In 2008, Paul Rudd introduced us to his character Kunu from the summer comedy, Forgetting Sarah Marshall. Throughout the film, Kunu, a carefree surf instructor, made us question some of life’s deeper truths like what you should really do when life hands you lemons or how ambiguous yet very much concrete one’s age can really be. But his best piece of advice came on the beach during one of his lessons:  “The less you do, the more you do.”

Now, that’s funny because it makes zero sense in almost every situation—almost. When it comes to investing, it actually holds true. People live in constant fear of missing out and as a result tend to do what everyone else (read: the market) is doing. Unfortunately, that process usually results in buying high and selling low, which makes it extremely difficult to accumulate wealth. So to break away from the pack follow these three guidelines:

Quit watching CNBC

It’s financial porn. Jim Cramer’s job is to get you all excited about the possibility of making big money, but you know it’s not the real deal. Actual investing is boring:  There are no flashy graphics, “buy, buy, buy” sound effects, or sweaty men yelling “booyah” to novice investors in Centerville, Ohio.

Actual investing is way less active. In his book The Behavior Gap, Carl Richards says, “Saving money, avoiding speculative investments, and repeating that process over and over may not be sexy, but it gets the job done.” People want to feel like they are doing something, so they watch CNBC and read Money magazine, adjusting their investment strategy based on the latest financial fad. Smart money sets an allocation, rebalances when necessary, but otherwise leaves it alone.

Quit thinking you’re Warren Buffett

In 2008, then Senator Barack Obama said to a group of kids, “Maybe you are the next Lil Wayne, but probably not, in which case you need to stay in school.” Well, I’m here to tell you that maybe you’re the next Warren Buffett, but probably not, in which case you need to stay in low-cost, index ETFs.

We can learn a lot from Mr. Buffett:  He is the consummate value investor, and he does not get distracted by the day-to-day movements of the stock market. You will not find a Bloomberg terminal in his office or a TV with CNBC muted in the lobby of his building. These are great qualities for an investor to have, but it would be a mistake to believe that you can match the performance of Berkshire Hathaway with your personal wealth simply because you agree with his philosophy.

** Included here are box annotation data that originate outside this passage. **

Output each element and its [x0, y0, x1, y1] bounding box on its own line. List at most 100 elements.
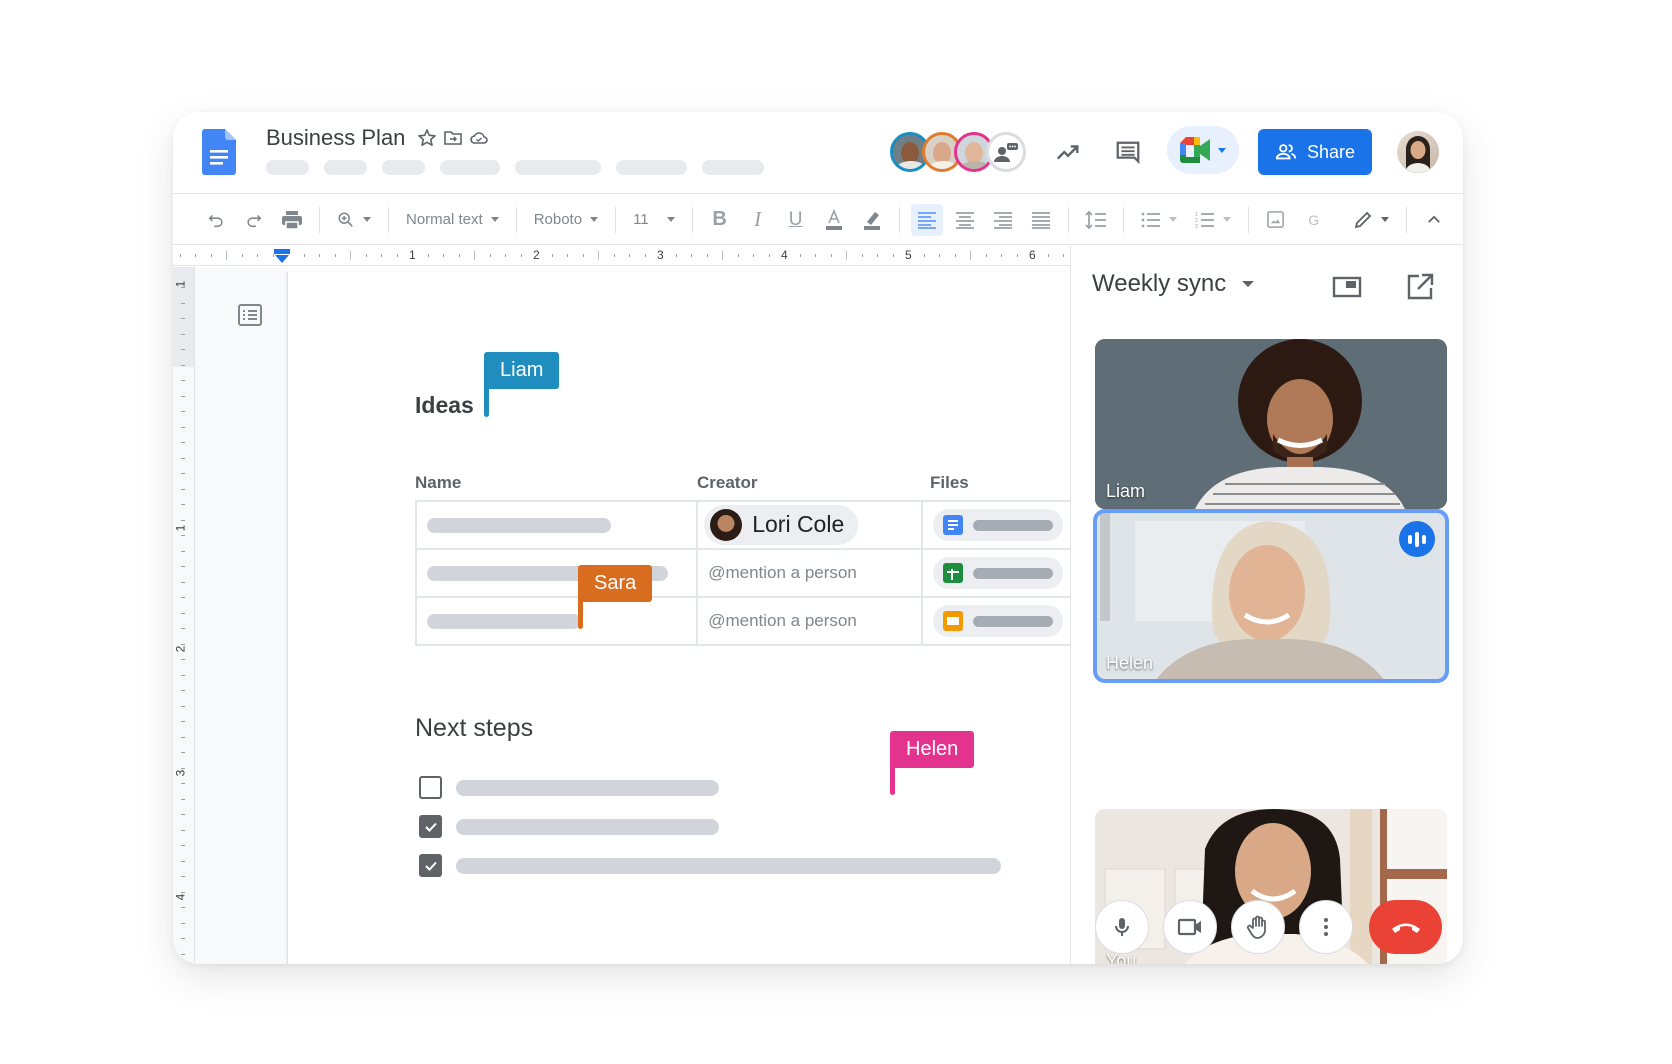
- redo-icon[interactable]: [238, 204, 270, 236]
- zoom-select[interactable]: [331, 204, 377, 236]
- print-icon[interactable]: [276, 204, 308, 236]
- ruler-tick: [181, 457, 185, 459]
- person-chip[interactable]: Lori Cole: [704, 504, 859, 545]
- move-to-folder-icon[interactable]: [443, 128, 463, 148]
- align-center-icon[interactable]: [949, 204, 981, 236]
- heading-next-steps[interactable]: Next steps: [415, 714, 533, 743]
- editing-mode-select[interactable]: [1347, 204, 1395, 236]
- ruler-number: 3: [657, 248, 664, 262]
- files-cell[interactable]: [921, 596, 1075, 646]
- file-chip-slides[interactable]: [933, 605, 1063, 637]
- share-button[interactable]: Share: [1258, 129, 1372, 175]
- ruler-tick: [181, 845, 185, 846]
- camera-button[interactable]: [1163, 900, 1217, 954]
- raise-hand-button[interactable]: [1231, 900, 1285, 954]
- toolbar-divider: [615, 206, 617, 233]
- insert-link-icon[interactable]: G: [1298, 204, 1330, 236]
- ruler-tick: [970, 251, 971, 260]
- bold-icon[interactable]: B: [704, 204, 736, 236]
- presenting-users-icon[interactable]: [986, 132, 1026, 172]
- name-cell[interactable]: [414, 596, 699, 646]
- end-call-button[interactable]: [1369, 900, 1442, 954]
- cloud-saved-icon[interactable]: [469, 128, 489, 148]
- file-chip-sheets[interactable]: [933, 557, 1063, 589]
- outline-gutter: [195, 267, 287, 964]
- ruler-tick: [181, 535, 185, 536]
- heading-ideas[interactable]: Ideas: [415, 392, 474, 419]
- picture-in-picture-icon[interactable]: [1332, 272, 1362, 302]
- horizontal-ruler[interactable]: 1 2 3 4 5 6: [173, 246, 1070, 266]
- file-name-placeholder: [973, 519, 1053, 531]
- checkbox-checked[interactable]: [419, 854, 442, 877]
- more-options-button[interactable]: [1299, 900, 1353, 954]
- participant-tile-liam[interactable]: Liam: [1095, 339, 1447, 509]
- menu-item-placeholder[interactable]: [266, 160, 309, 175]
- participant-tile-helen[interactable]: Helen: [1093, 509, 1449, 683]
- toolbar-divider: [1405, 206, 1407, 233]
- creator-cell[interactable]: Lori Cole: [696, 500, 923, 550]
- files-cell[interactable]: [921, 500, 1075, 550]
- activity-trend-icon[interactable]: [1053, 138, 1083, 168]
- checklist-item: [419, 815, 719, 838]
- creator-cell[interactable]: @mention a person: [696, 548, 923, 598]
- document-page[interactable]: Ideas Name Creator Files Lori Cole @ment…: [287, 272, 1075, 964]
- bulleted-list-icon[interactable]: [1135, 204, 1183, 236]
- creator-cell[interactable]: @mention a person: [696, 596, 923, 646]
- table-header-creator: Creator: [697, 473, 758, 492]
- menu-item-placeholder[interactable]: [616, 160, 687, 175]
- meet-button[interactable]: [1167, 126, 1239, 174]
- ruler-tick: [861, 254, 863, 257]
- google-docs-logo-icon[interactable]: [202, 129, 236, 175]
- undo-icon[interactable]: [200, 204, 232, 236]
- highlight-icon[interactable]: [856, 204, 888, 236]
- underline-icon[interactable]: U: [780, 204, 812, 236]
- numbered-list-icon[interactable]: 123: [1189, 204, 1237, 236]
- align-right-icon[interactable]: [987, 204, 1019, 236]
- ruler-tick: [181, 426, 185, 428]
- font-size-select[interactable]: 11: [627, 204, 681, 236]
- paragraph-style-select[interactable]: Normal text: [400, 204, 505, 236]
- table-row: @mention a person: [414, 596, 1075, 646]
- name-cell[interactable]: [414, 500, 699, 550]
- align-left-icon[interactable]: [910, 203, 943, 236]
- avatar: [710, 508, 743, 541]
- vertical-ruler[interactable]: 1 1 2 3 4: [173, 267, 195, 964]
- menu-item-placeholder[interactable]: [702, 160, 764, 175]
- font-select[interactable]: Roboto: [528, 204, 604, 236]
- star-icon[interactable]: [417, 128, 437, 148]
- meeting-name-dropdown[interactable]: Weekly sync: [1092, 270, 1255, 298]
- menu-item-placeholder[interactable]: [324, 160, 367, 175]
- insert-image-icon[interactable]: [1260, 204, 1292, 236]
- checklist-item: [419, 776, 719, 799]
- chevron-down-icon: [666, 217, 675, 222]
- mention-placeholder[interactable]: @mention a person: [708, 563, 857, 582]
- ruler-tick: [985, 254, 987, 257]
- comments-icon[interactable]: [1113, 138, 1143, 168]
- document-outline-icon[interactable]: [237, 302, 263, 328]
- menu-item-placeholder[interactable]: [440, 160, 500, 175]
- table-header-name: Name: [415, 473, 462, 492]
- chevron-down-icon: [1168, 217, 1177, 222]
- user-avatar[interactable]: [1397, 131, 1439, 173]
- italic-icon[interactable]: I: [742, 204, 774, 236]
- collapse-menus-icon[interactable]: [1418, 204, 1450, 236]
- mention-placeholder[interactable]: @mention a person: [708, 611, 857, 630]
- ruler-tick: [303, 254, 305, 257]
- checkbox-checked[interactable]: [419, 815, 442, 838]
- open-in-new-window-icon[interactable]: [1405, 272, 1435, 302]
- file-chip-docs[interactable]: [933, 509, 1063, 541]
- line-spacing-icon[interactable]: [1080, 204, 1112, 236]
- align-justify-icon[interactable]: [1025, 204, 1057, 236]
- pencil-icon: [1354, 211, 1371, 228]
- name-cell[interactable]: [414, 548, 699, 598]
- files-cell[interactable]: [921, 548, 1075, 598]
- toolbar-divider: [388, 206, 389, 233]
- document-title[interactable]: Business Plan: [266, 125, 405, 151]
- menu-item-placeholder[interactable]: [382, 160, 425, 175]
- indent-marker-icon[interactable]: [274, 249, 290, 263]
- ruler-tick: [551, 254, 553, 257]
- microphone-button[interactable]: [1095, 900, 1149, 954]
- text-color-icon[interactable]: [818, 204, 850, 236]
- checkbox-unchecked[interactable]: [419, 776, 442, 799]
- menu-item-placeholder[interactable]: [515, 160, 601, 175]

Quit comparing yourself to your day trading co-worker

I know “Jim” supposedly doubled his money last year on that Netflix position, and now he’s thinking about buying put options against the yuan. But don’t listen to Jim. Jim has no idea what he’s doing, and he definitely isn’t telling you about all the times he lost money.

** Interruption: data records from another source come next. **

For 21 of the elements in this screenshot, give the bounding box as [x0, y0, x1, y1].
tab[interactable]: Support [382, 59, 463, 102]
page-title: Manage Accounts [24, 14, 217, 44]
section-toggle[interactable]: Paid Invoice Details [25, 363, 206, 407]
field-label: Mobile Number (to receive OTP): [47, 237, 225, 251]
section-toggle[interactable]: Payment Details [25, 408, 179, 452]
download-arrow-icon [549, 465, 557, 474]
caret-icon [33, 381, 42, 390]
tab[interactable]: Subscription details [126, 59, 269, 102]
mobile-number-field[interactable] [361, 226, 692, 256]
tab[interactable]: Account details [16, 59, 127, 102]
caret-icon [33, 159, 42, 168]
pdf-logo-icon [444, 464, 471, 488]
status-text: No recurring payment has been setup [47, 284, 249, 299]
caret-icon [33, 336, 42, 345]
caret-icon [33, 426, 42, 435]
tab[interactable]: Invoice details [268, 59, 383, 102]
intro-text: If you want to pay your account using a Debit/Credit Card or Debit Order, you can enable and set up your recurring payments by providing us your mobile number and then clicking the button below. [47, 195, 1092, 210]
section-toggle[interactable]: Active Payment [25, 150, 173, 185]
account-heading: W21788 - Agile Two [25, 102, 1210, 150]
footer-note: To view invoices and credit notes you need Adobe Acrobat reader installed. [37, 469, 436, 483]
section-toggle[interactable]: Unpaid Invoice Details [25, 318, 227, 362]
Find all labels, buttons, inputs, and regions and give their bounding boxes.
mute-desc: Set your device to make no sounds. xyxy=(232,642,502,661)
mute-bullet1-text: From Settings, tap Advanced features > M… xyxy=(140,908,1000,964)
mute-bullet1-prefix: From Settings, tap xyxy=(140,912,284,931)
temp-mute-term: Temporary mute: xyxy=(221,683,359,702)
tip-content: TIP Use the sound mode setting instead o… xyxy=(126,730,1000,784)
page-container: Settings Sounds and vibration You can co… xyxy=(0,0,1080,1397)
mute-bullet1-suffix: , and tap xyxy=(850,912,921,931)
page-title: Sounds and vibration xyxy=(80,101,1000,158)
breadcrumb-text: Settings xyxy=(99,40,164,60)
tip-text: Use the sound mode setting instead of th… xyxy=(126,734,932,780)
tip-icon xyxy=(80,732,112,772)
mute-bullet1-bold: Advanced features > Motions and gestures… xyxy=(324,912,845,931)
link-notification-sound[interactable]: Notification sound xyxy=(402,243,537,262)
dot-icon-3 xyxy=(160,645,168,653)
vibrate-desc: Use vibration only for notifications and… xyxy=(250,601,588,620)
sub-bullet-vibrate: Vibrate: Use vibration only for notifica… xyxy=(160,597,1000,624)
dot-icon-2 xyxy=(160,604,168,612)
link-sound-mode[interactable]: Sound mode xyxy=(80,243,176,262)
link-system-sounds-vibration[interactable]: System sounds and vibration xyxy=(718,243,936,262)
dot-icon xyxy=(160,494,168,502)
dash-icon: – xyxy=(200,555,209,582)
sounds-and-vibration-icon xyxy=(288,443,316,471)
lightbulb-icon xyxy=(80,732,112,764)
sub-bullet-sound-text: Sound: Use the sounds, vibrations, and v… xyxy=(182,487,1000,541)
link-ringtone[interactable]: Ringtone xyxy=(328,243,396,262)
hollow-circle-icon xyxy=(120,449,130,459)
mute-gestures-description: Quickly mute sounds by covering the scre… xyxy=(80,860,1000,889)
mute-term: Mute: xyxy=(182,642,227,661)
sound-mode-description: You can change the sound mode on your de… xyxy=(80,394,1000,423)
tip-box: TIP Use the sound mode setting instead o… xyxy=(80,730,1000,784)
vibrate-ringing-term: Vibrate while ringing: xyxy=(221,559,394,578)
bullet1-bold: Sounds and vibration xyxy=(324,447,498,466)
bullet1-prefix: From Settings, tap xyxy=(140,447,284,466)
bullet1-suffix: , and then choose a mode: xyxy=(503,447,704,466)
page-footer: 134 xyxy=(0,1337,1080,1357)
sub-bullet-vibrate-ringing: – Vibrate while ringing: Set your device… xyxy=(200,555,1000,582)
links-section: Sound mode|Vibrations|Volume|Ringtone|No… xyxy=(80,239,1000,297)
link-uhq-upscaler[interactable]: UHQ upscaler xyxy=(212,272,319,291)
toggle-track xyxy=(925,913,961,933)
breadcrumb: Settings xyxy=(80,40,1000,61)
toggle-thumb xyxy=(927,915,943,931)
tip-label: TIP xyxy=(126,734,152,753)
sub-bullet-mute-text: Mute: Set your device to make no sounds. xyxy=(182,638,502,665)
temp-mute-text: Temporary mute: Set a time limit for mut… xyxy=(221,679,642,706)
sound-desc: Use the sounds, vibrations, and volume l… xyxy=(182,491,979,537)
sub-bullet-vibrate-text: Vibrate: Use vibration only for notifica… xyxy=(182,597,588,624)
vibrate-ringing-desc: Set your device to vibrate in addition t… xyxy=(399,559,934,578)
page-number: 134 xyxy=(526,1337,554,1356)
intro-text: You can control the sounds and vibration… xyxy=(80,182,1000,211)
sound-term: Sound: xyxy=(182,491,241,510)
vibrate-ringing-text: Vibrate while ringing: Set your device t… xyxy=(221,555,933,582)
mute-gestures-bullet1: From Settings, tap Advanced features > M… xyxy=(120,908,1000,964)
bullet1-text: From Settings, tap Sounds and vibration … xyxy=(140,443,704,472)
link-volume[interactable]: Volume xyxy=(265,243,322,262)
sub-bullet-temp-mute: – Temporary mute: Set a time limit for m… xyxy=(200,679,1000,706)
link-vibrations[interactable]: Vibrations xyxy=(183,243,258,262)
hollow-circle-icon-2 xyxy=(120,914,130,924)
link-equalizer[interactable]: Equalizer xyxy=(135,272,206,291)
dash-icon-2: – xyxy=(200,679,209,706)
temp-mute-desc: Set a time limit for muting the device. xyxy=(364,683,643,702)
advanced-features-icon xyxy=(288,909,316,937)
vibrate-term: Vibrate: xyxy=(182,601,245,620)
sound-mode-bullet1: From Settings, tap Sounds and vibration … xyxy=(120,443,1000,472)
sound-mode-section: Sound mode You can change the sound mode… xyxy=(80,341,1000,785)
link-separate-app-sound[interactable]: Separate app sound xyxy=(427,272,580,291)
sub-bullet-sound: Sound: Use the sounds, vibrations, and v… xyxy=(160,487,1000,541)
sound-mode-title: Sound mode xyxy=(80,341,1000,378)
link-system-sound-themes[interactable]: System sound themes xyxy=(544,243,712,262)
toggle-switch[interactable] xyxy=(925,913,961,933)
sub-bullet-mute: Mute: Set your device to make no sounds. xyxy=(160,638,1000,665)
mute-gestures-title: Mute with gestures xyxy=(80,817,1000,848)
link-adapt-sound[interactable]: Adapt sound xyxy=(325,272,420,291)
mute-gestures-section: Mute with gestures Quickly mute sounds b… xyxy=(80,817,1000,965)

Do you know what the best performing stock has been over the past 30 years? It’s not Apple, Google, or Intel. It’s a company that produces flavor additives for animal feed called Balchem Corp. based out of Wawayanda, New York, and its stock is up over 100,000% since 1985. But guess what? You, Jim, and Warren Buffett all missed it because it would have been nearly impossible to predict. So quit trying; you’re just losing money and wasting time.

 

We live in the generation of now. We want to be active and engaged to see immediate results. But that’s not the way investing works. It’s slow and boring, but it’s also incredibly effective over the long run.